Dawn Harper, a Gloucestershire GP and presenter on Channel Four programme Embarrassing Bodies said people need to take action to control their weight.
“It doesn’t really matter what politicians do to the NHS, if we don’t all wake up and smell the coffee to do something about what is an epidemic in this country then our NHS will just crumble,” she said.
“We will not be able to afford to pay for all the care for health problems that are related to obesity.”
Some families have claimed it is too expensive to eat healthily.
Tam Fry, from the National Obesity Forum, said families on low incomes are more at risk of obesity related problems.
He said: “I wouldn’t put blame on the parents or the children. Society has created an environment where it is very difficult for a lot of people to keep themselves in trim.
“Processed food which is less than healthy, is stuffed with high levels of fat and sugar.
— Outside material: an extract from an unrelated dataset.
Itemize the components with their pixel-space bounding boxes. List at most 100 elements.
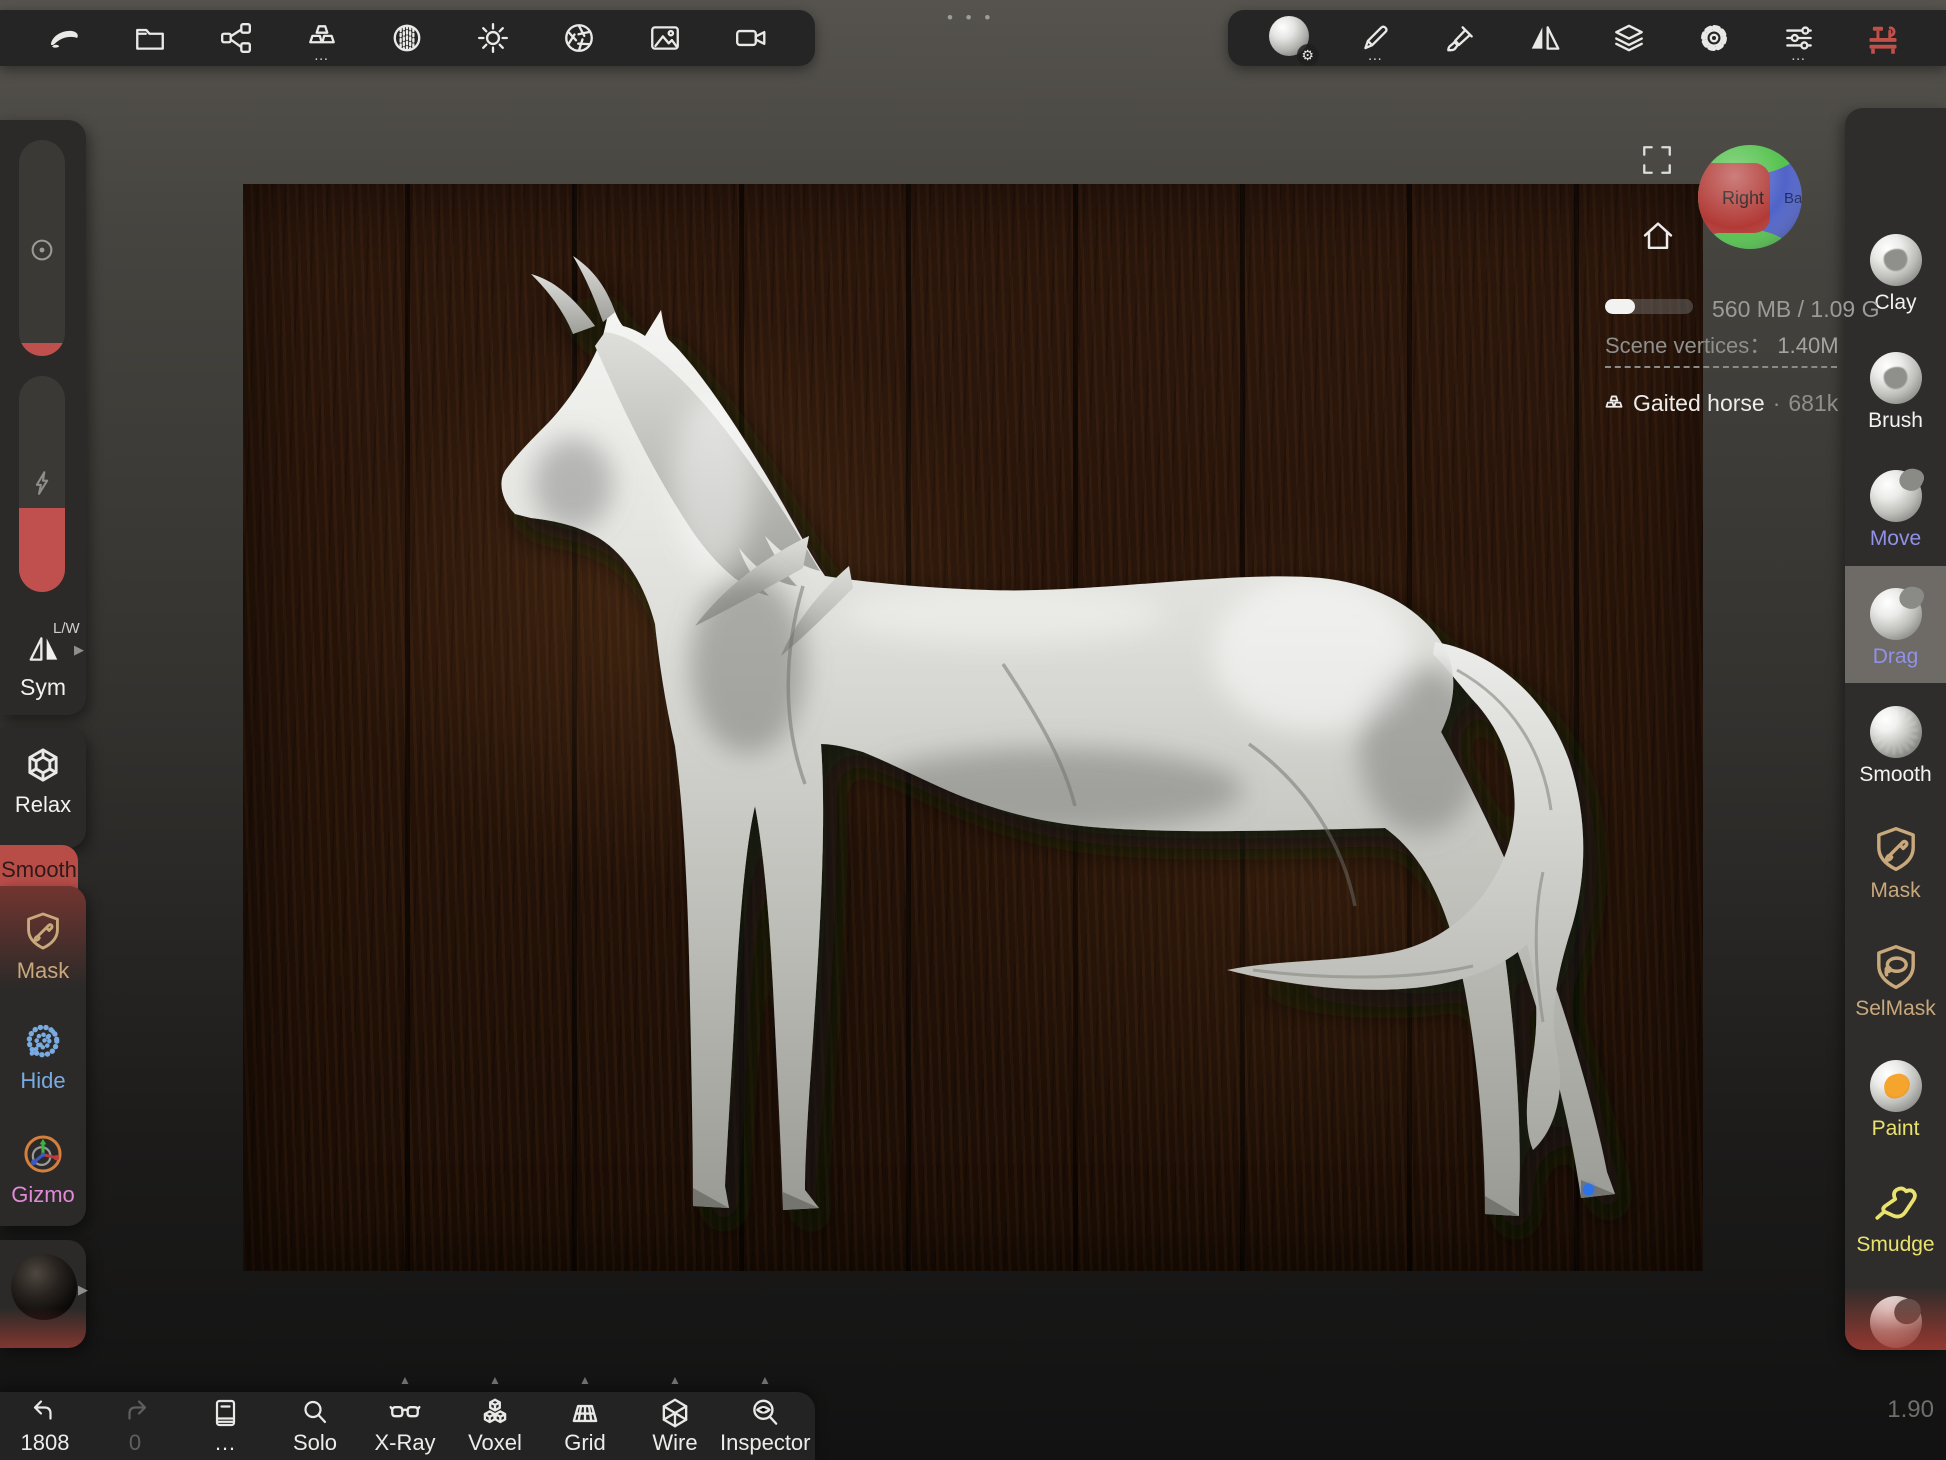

It is in the diet of a large proportion of the population, possibly up to a quarter, who are susceptible to that kind of lifestyle.”
Last year, Hempsted mum Becky Baker, was sent a letter from a school nurse to say her son’s weight was seriously damaging his health.
Becky signed up to Slimming World and made drastic changes to the family diet and 11-year-old Oliver lost almost two stone.
They continue to eat their favourite meals but make them themselves instead of eating processed alternatives.
“It is doable,” said Becky, who is now a Slimming World consultant.
“It’s not about introducing a diet, that wasn’t the message I wanted to give to my son.
“It was about educating him about what is healthy, what is bad for him, where food comes from and how to prepare meals.
“Oliver suffered asthma when he was overweight but he is much healthier now. He is able to play a full rugby game without suffering breathing problems.”